Personne n’aime trop la position d’Eric dans cette Pirc. L’adversaire a repoussé les noirs sur les 3 dernières rangées et a beaucoup d’options. Les possibilités d’Eric sont quant à elles limitées. L’une d’elles qui le soulagerait est l’échange des dames…et l’adversaire accepte. A partir de là, les choses vont sérieusement mieux car le fou de cases blanches est quasiment dominé par le cavalier f6. Elles s’arrangent tout à fait après l’intrusion de la tour d’Eric. Cette partie rapporte un 4ème point.
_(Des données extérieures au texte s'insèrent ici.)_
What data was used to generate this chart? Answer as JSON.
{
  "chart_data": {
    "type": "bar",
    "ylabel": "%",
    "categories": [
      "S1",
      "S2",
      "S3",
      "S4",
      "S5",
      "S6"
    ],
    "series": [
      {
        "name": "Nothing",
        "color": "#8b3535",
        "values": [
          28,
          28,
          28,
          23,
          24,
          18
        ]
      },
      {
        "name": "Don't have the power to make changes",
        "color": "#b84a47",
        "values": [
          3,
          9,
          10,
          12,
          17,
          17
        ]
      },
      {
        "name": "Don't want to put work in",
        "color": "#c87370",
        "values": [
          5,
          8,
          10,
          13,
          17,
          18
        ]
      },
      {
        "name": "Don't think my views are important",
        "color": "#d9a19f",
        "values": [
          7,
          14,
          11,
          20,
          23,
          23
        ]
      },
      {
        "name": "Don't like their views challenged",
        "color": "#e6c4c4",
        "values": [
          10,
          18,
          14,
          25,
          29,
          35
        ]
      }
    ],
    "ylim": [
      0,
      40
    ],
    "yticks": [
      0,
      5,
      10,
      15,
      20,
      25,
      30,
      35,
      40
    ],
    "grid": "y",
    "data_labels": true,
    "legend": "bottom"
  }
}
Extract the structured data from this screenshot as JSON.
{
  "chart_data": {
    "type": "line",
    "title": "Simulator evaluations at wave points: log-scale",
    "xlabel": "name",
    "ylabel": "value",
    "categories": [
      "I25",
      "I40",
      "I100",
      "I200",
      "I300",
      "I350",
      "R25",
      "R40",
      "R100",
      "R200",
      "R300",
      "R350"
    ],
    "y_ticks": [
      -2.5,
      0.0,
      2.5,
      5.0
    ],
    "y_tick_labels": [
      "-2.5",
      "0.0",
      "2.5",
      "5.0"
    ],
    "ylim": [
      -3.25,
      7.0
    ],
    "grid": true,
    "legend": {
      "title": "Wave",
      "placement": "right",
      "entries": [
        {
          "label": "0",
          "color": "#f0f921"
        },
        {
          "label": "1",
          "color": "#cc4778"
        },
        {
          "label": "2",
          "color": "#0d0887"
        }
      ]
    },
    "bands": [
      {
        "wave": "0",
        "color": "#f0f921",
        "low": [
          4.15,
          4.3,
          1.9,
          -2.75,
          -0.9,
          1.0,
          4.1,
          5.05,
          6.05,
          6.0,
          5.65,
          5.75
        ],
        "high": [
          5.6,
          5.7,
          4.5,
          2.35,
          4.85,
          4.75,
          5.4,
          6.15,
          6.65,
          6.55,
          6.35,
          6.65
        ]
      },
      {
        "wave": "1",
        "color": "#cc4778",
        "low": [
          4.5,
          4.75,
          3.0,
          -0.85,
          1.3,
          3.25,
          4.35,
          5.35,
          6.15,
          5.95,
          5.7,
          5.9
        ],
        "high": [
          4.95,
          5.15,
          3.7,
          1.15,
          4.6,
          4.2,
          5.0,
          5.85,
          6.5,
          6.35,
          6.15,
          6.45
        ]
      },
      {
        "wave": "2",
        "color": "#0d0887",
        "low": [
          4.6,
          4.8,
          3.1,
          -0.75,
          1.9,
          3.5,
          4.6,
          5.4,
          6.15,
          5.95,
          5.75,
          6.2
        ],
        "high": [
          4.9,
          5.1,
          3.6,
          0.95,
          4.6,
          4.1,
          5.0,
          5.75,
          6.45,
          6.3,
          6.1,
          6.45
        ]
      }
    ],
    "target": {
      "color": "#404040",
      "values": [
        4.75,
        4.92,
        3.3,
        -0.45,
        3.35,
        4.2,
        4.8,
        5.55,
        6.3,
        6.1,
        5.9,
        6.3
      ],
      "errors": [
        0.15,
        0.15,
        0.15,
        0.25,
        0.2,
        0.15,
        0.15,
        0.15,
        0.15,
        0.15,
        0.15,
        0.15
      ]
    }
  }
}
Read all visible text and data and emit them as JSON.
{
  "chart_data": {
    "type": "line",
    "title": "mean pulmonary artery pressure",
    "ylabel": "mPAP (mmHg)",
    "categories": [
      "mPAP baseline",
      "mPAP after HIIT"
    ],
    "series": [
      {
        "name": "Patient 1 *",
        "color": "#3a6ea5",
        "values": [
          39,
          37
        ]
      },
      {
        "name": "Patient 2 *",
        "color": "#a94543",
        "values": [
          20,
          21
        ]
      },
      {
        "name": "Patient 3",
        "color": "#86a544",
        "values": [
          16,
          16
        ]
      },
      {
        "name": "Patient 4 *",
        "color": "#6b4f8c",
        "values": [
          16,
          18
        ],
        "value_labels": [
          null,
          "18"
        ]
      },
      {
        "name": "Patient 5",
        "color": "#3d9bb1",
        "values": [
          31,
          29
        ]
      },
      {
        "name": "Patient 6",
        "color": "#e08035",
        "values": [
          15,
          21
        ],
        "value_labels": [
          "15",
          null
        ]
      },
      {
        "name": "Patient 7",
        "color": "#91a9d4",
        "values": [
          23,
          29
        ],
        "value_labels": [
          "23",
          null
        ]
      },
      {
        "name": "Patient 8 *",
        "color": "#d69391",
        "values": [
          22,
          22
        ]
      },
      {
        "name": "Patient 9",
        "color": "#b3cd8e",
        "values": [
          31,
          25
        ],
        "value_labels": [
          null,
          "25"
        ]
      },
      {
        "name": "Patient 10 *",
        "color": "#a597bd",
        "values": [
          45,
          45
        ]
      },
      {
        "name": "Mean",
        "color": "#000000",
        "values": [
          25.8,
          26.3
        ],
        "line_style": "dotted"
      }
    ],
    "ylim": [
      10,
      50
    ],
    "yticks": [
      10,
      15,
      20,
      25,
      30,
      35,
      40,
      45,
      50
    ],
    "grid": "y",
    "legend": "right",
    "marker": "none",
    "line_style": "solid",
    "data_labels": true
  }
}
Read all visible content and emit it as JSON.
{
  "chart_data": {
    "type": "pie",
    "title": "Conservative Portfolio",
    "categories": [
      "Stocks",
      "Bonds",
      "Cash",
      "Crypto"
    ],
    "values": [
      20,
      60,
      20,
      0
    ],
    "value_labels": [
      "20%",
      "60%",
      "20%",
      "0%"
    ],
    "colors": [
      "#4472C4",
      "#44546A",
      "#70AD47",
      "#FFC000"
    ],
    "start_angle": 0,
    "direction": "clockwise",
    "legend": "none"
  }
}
Adeline a fort à faire dans ce gambit dame. Son adversaire est très cohérente dans la pression qu’elle met. Adeline ne pourra souffler qu’au détriment de sa structure de pion. Ensuite, les noirs s’en prennent au pion d4 isolé, dont la défense coûte cher en immobilisation de pièces. C’est un guépier qui doit donner au mieux la nulle. Et puis tout à coup la dame adverse préfère assurer la nulle en défendant plutôt qu’en menaçant. A partir de là, la moindre erreur va être fatale aux noirs. Adeline met la pression et l’erreur survient. C’est la 5ème victoire.
Pour fêter cette victoire, le 8ème expert propose de retourner au Palais de la Bière qui deviendrait notre point de ralliement. Deux victoires. Les appareils électroniques sont rallumés pour voir ce qu’il s’est passé en tête. Et puis des cris et des youyous. Rouen a gagné contre Grand-Quevilly. Nous sommes en N1. La prédiction du président Marchand après notre victoire de la ronde n°1 sur Issy-les-Moulineaux s’est vérifiée.
JEEN nous accompagne en N1. St Quentin-en-Yvelines, Tour Blanche et Rueil descendent.